Questa volta, per tornare al bivacco di Yanbu da cui erano partiti, uomini e mezzi iscritti alla 48ª edizione della Dakar hanno dovuto fare un giro ben più largo rispetto a quello percorso nel Prologo di ieri. La carovana della corsa, geograficamente ancora ferma al punto di partenza, ha infatti percorso oltre 500 km complessivi – e più di 300 km cronometrati – nella Stage 1, la prima vera prova speciale della Dakar 2026.
AUTO
Tra le auto della classe Ultimate il colpaccio l’ha messo a segno Guillaume De Mevius, il più veloce di tutti nel completare il percorso ad anello attorno a Yanbu. Il belga e la sua ormai attempata MINI dell’X-Raid Team hanno terminato la Stage 1 in 3H 07’49”, staccando di 40” Nasser Al-Attiyah e la sua Dacia Sandrider e di 1’27” il Ford Raptor di Martin Prokop, vecchia conoscenza degli appassionati del WRC. Mattias Ekström ha chiuso al 4° posto accumulando 1’38” di ritardo dalla vetta, con Marek Goczal (primo tra le Toyota Hilux) che si è tolto la soddisfazione di tagliare il traguardo davanti a Carlos Sainz: “El Matador” e il suo Ford Raptor hanno impiegato 3H 09’43” per completare la Stage 1, accusando così 1’54” di gap dal crono di De Mevius.
7ª posizione per Guy Botterill, mentre Nani Roma e Mitch Guthrie hanno chiuso la Speciale odierna rispettivamente all’8° e 9° posto precedendo Sebastien Loeb, 10° a 3’01” di distacco dalla vetta e a sua volta subito davanti a Lucas Moraes. Non è stata invece una giornata positiva per Toyota: non solo infatti Toby Price, Henk Lategan e Seth Quintero non sono riusciti ad andare oltre la 16ª, 17ª e 18ª piazza accumulando tra i 5’ e i 7’ di ritardo, ma anche il vincitore dell’edizione 2025 Yazeed Al Rajhi è finito ben lontano dalle posizioni di testa. La Stage 1 del pilota saudita si è complicata per via di un errore di navigazione, che ha portato l’equipaggio della Hilux #201 a perdere tempo prezioso e soprattutto a mancare un Waypoint, un’infrazione punita con una penalità in termini di tempo da parte della Direzione Gara. L’ulteriore infrazione per eccesso di velocità, racimolata nel tentativo di recuperare i minuti persi, non è stata altro che la proverbiale ciliegina sulla torta nella giornata di Al Rajhi, ora 36° in classifica e già distante 28’52” – 16′ dei quali di penalità – dalla vetta.

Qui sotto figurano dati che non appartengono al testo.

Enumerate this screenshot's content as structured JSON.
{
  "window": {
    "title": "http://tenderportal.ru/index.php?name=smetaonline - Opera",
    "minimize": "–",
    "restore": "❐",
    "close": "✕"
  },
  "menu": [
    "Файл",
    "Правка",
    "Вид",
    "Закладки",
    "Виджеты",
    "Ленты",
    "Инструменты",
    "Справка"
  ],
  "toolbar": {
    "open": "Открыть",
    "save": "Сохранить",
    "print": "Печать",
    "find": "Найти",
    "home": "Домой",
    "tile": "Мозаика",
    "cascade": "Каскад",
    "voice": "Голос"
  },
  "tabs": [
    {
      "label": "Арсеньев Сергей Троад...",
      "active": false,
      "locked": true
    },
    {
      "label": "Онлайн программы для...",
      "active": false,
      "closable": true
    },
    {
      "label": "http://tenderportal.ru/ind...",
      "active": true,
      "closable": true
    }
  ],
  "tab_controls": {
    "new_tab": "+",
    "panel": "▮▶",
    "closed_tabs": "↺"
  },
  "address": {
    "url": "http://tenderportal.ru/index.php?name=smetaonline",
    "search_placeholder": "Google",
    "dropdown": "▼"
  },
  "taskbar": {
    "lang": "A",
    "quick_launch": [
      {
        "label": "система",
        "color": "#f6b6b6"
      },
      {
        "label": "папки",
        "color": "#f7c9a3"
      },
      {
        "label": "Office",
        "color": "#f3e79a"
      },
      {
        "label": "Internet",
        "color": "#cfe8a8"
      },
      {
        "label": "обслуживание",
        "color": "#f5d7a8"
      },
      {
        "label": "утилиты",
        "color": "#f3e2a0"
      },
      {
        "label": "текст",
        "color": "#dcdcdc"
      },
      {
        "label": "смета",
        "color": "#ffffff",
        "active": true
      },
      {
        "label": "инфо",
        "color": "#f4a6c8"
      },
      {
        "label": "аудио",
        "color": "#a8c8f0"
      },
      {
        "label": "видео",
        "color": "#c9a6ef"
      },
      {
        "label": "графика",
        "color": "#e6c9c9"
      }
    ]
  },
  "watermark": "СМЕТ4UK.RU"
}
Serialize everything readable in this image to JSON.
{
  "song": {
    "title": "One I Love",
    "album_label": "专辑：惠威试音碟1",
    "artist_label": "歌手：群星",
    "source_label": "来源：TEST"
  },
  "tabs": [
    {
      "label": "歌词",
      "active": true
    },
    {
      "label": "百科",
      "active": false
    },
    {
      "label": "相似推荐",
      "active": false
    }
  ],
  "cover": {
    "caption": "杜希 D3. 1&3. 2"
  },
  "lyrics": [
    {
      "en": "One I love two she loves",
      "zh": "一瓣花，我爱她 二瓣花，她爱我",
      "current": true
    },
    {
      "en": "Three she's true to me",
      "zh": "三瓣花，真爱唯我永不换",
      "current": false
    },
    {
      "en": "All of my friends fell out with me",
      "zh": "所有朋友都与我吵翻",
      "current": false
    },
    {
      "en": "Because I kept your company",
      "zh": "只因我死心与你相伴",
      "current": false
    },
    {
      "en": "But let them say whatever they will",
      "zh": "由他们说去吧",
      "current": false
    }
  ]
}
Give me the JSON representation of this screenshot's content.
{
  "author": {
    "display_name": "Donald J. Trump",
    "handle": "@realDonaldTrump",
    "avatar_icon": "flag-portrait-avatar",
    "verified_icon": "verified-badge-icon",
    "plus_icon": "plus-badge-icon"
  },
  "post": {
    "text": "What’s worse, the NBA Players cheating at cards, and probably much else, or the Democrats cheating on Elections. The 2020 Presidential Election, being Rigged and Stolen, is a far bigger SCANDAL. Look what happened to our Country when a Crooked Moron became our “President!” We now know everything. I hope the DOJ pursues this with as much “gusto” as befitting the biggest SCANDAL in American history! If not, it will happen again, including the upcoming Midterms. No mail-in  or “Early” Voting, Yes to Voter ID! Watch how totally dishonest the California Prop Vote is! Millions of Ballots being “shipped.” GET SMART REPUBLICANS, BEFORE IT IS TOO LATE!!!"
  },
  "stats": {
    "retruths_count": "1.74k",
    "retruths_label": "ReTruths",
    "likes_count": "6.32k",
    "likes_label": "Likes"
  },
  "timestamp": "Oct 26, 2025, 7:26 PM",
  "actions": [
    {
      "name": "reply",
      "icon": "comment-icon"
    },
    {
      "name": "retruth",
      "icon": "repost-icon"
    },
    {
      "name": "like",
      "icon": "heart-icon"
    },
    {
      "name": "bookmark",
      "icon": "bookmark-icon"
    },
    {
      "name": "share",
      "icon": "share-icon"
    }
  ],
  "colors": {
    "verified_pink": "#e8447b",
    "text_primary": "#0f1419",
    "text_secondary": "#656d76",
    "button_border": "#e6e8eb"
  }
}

Auto – Top 10 classifica Stage 1 & classifica assoluta:

MOTO
Tra le moto c’è di nuovo Edgar Canet davanti a tutti. Dopo avere ottenuto il primo storico successo nel corso del Prologo, il giovanissimo spagnolo classe 2005 si è ripetuto anche nella ben più seria e probante Stage 1 riuscendo a completare la sezione cronometrata in 3H 16’11”. Daniel Sanders – 2° e distante 1’02” – non accenna ovviamente a mollare l’osso, ma la prestazione di Canet è di assoluto rilievo contando che il portacolori di KTM non ha ancora compiuto 21 anni. Sul podio di giornata è salito anche Ricky Brabec, che con la Honda ha chiuso 3° con un gap di 1’32”, mentre Tosha Schareina si è preso la 4ª posizione andando a precedere di 2’02” Luciano Benavides, 5° davanti a Jose Ignacio Cornejo Florimo.

Qualche rimpianto al termine della Stage 1 l’ha avuto Ross Branch, 7° a 4’39” dal crono di Canet. L’atleta del Botswana era infatti stato il più rapido nel corso della prova speciale, salvo poi ritrovarsi sul groppone 6’ tondi tondi di penalità per non avere rispettato un limite di velocità. Alle spalle della Hero #46 si è messo Adrien Van Beveren, con Michael Docherty e Skyler Howes che hanno completato la top ten di giornata accumulando rispettivamente 8’58” e 9’55” di ritardo dalla vetta.